一種尖晶石粉末，其純度為99.95質量%以上，以氧化物換算所表示之Mg及Al之含量以MgO計為9質量%以上78質量%以下，以Al₂ O₃ 計為22質量%以上91質量%以下。A spinel powder with a purity of 99.95 mass% or more, the content of Mg and Al expressed in terms of oxides is 9 mass% or more and 78 mass% or less in terms of MgO, and 22 mass% or more in _{terms of Al 2} O ₃ 91% by mass or less. 如請求項1之尖晶石粉末，其純度為99.99質量%以上。For example, the spinel powder of claim 1 has a purity of 99.99% by mass or more. 如請求項1之尖晶石粉末，其中，Ca之含量未達30 ppm，且Si之含量未達30 ppm。For example, the spinel powder of claim 1, in which the content of Ca is less than 30 ppm, and the content of Si is less than 30 ppm. 如請求項1之尖晶石粉末，其中，除Mg、Al及O以外之元素之總含量未達500 ppm。Such as the spinel powder of claim 1, in which the total content of elements other than Mg, Al and O is less than 500 ppm. 如請求項1之尖晶石粉末，其係使純度為99.95質量%以上之鎂源與純度為99.95質量%以上之鋁源於反應溫度1500℃以下發生固相反應而成。For example, the spinel powder of claim 1 is formed by solid-phase reaction of a magnesium source with a purity of 99.95% by mass or more and an aluminum source with a purity of 99.95% by mass or more at a reaction temperature of 1500°C or lower. 一種尖晶石粉末之製造方法，其包含：混合步驟，其將純度為99.95質量%以上之鎂源與純度為99.95質量%以上之鋁源混合而獲得混合粉末； 粉碎步驟，其粉碎上述混合粉末而獲得前驅物；及 燒成步驟，其於溫度1500℃以下對上述前驅物進行燒成。
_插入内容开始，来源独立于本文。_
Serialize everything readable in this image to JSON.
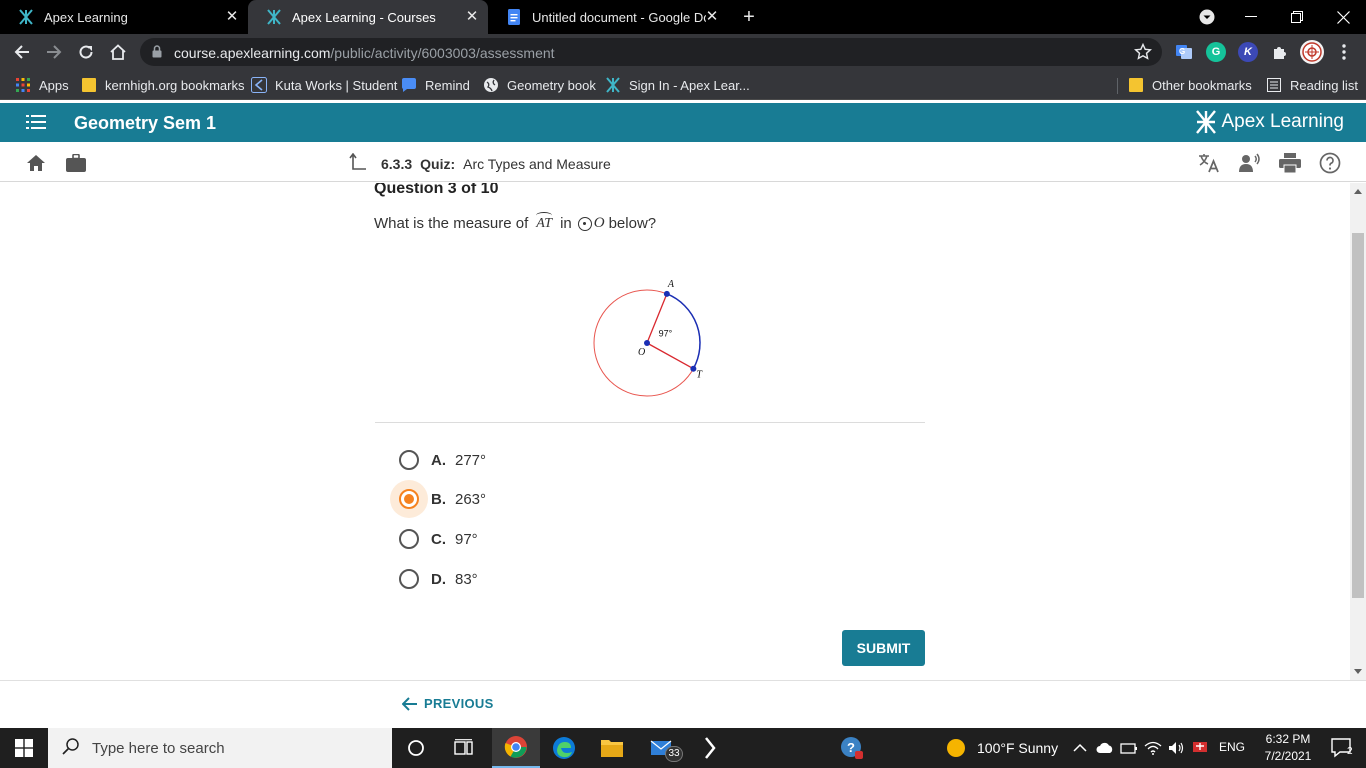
{
  "browser": {
    "tabs": [
      {
        "title": "Apex Learning",
        "active": false
      },
      {
        "title": "Apex Learning - Courses",
        "active": true
      },
      {
        "title": "Untitled document - Google Doc",
        "active": false
      }
    ],
    "url_host": "course.apexlearning.com",
    "url_path": "/public/activity/6003003/assessment",
    "bookmarks": [
      {
        "label": "Apps",
        "icon": "apps-grid-icon"
      },
      {
        "label": "kernhigh.org bookmarks",
        "icon": "folder-icon"
      },
      {
        "label": "Kuta Works | Student",
        "icon": "kuta-icon"
      },
      {
        "label": "Remind",
        "icon": "remind-icon"
      },
      {
        "label": "Geometry book",
        "icon": "globe-icon"
      },
      {
        "label": "Sign In - Apex Lear...",
        "icon": "apex-icon"
      }
    ],
    "other_bookmarks": "Other bookmarks",
    "reading_list": "Reading list",
    "extensions": [
      "G",
      "K"
    ]
  },
  "apex": {
    "course_title": "Geometry Sem 1",
    "logo_text": "Apex Learning",
    "activity_number": "6.3.3",
    "activity_type": "Quiz:",
    "activity_name": "Arc Types and Measure"
  },
  "question": {
    "header": "Question 3 of 10",
    "text_before": "What is the measure of",
    "arc_name": "AT",
    "text_in": "in",
    "circle_name": "O",
    "text_after": "below?"
  },
  "diagram": {
    "point_a": "A",
    "point_t": "T",
    "center": "O",
    "angle_label": "97°",
    "central_angle": 97,
    "colors": {
      "circle": "#e8554e",
      "arc": "#1a2fb5",
      "radius": "#d9282f",
      "point": "#1a2fb5"
    }
  },
  "options": [
    {
      "letter": "A.",
      "value": "277°",
      "selected": false
    },
    {
      "letter": "B.",
      "value": "263°",
      "selected": true
    },
    {
      "letter": "C.",
      "value": "97°",
      "selected": false
    },
    {
      "letter": "D.",
      "value": "83°",
      "selected": false
    }
  ],
  "submit_label": "SUBMIT",
  "previous_label": "PREVIOUS",
  "taskbar": {
    "search_placeholder": "Type here to search",
    "mail_badge": "33",
    "weather": "100°F  Sunny",
    "language": "ENG",
    "time": "6:32 PM",
    "date": "7/2/2021",
    "notifications": "2"
  },
  "theme": {
    "apex_teal": "#187c94",
    "selected_orange": "#f5821f"
  }
}
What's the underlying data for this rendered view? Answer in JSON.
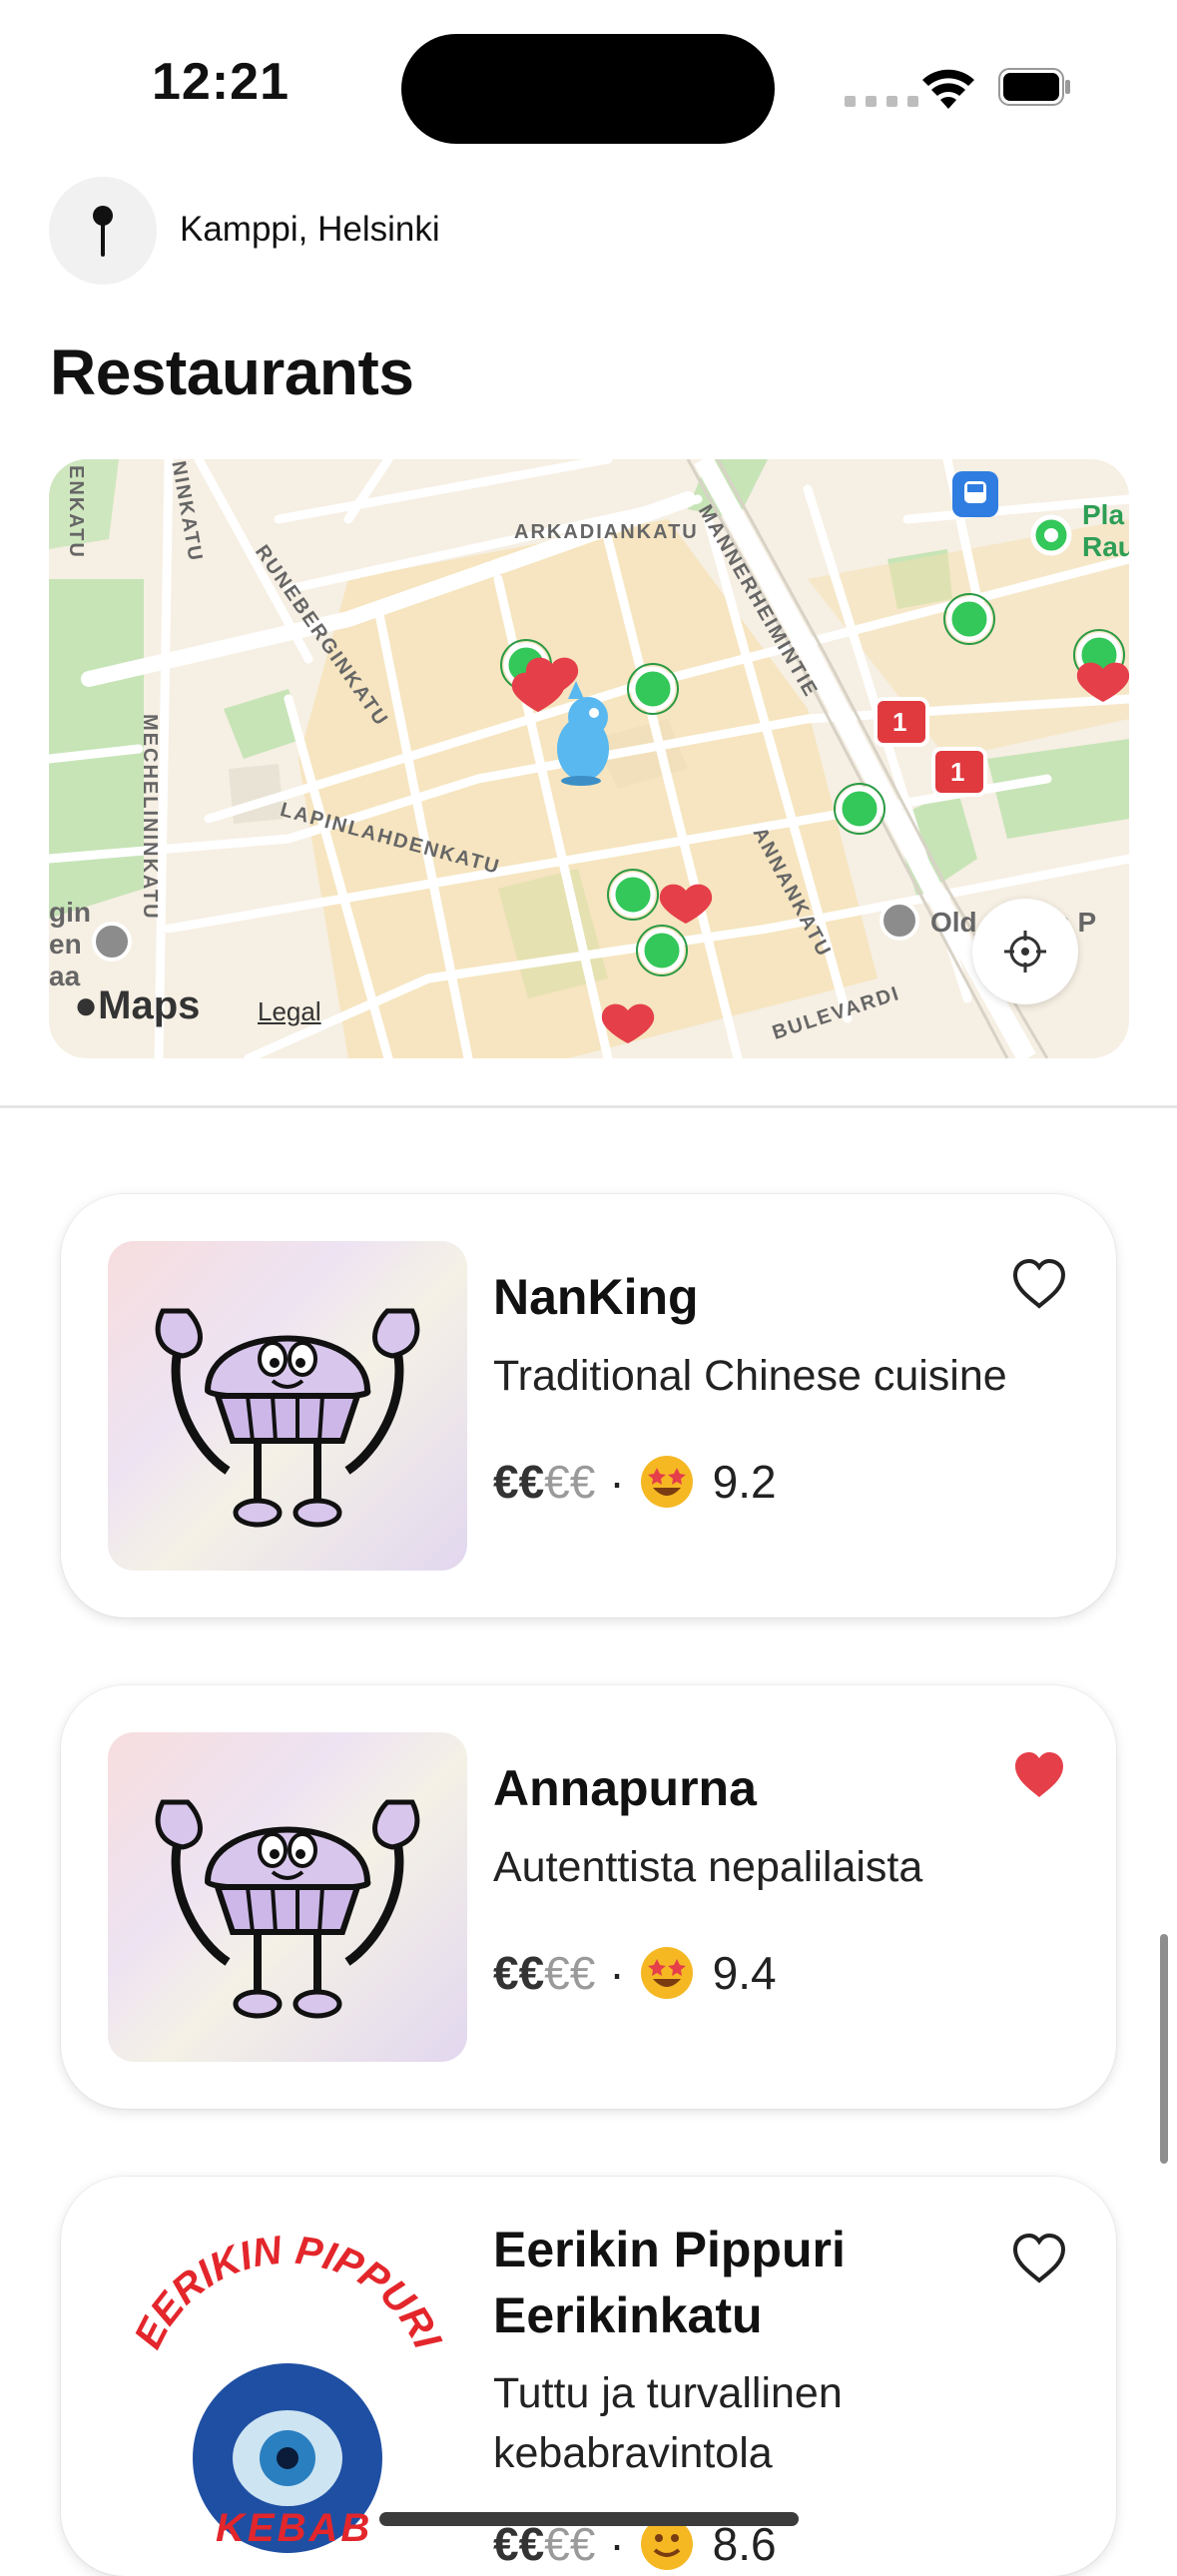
{
  "status_bar": {
    "time": "12:21",
    "wifi_icon": "wifi-icon",
    "battery_icon": "battery-icon"
  },
  "location": {
    "label": "Kamppi, Helsinki",
    "icon": "map-pin-icon"
  },
  "title": "Restaurants",
  "map": {
    "streets": [
      "ARKADIANKATU",
      "RUNEBERGINKATU",
      "MANNERHEIMINTIE",
      "LAPINLAHDENKATU",
      "ANNANKATU",
      "MECHELININKATU",
      "BULEVARDI",
      "ENKATU",
      "NINKATU"
    ],
    "poi_labels": [
      "Pla",
      "Rau",
      "Old",
      "ch P",
      "gin",
      "en",
      "aa"
    ],
    "badges": [
      "1",
      "1"
    ],
    "maps_brand": "Maps",
    "legal": "Legal",
    "colors": {
      "restaurant_marker": "#34c759",
      "favorite_marker": "#e53f4a",
      "badge": "#e0393e"
    }
  },
  "restaurants": [
    {
      "name": "NanKing",
      "name2": "",
      "description": "Traditional Chinese cuisine",
      "desc2": "",
      "price_on": "€€",
      "price_off": "€€",
      "separator": "·",
      "rating": "9.2",
      "favorite": false
    },
    {
      "name": "Annapurna",
      "name2": "",
      "description": "Autenttista nepalilaista",
      "desc2": "",
      "price_on": "€€",
      "price_off": "€€",
      "separator": "·",
      "rating": "9.4",
      "favorite": true
    },
    {
      "name": "Eerikin Pippuri",
      "name2": "Eerikinkatu",
      "description": "Tuttu ja turvallinen",
      "desc2": "kebabravintola",
      "price_on": "€€",
      "price_off": "€€",
      "separator": "·",
      "rating": "8.6",
      "favorite": false,
      "logo_text_top": "EERIKIN PIPPURI",
      "logo_text_bottom": "KEBAB"
    }
  ]
}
A method for manufacturing spinel powder, comprising: a mixing step of mixing a magnesium source with a purity of 99.95% by mass or more and an aluminum source with a purity of 99.95% by mass or more to obtain a mixed powder; A pulverization step, which pulverizes the above mixed powder to obtain a precursor; The firing step includes firing the above-mentioned precursor at a temperature of 1500°C or lower. 如請求項6之製造方法，其中，上述鎂源及鋁源係由多個粒子所構成之粉末，該鎂源之體積基準之累積50%粒徑D50（1）與該鋁源之體積基準之累積50%粒徑D50（2）之比D50（1）/D50（2）為0.2以上5.0以下。The manufacturing method of claim 6, wherein the above-mentioned magnesium source and aluminum source are powders composed of a plurality of particles, and the cumulative 50% particle size D50(1) of the volume basis of the magnesium source is compared with the volume basis of the aluminum source The ratio D50(1)/D50(2) of the cumulative 50% particle size D50(2) is 0.2 or more and 5.0 or less. 如請求項6之製造方法，其中，上述粉碎步驟係藉由濕式粉碎進行。The manufacturing method of claim 6, wherein the above-mentioned pulverization step is performed by wet pulverization.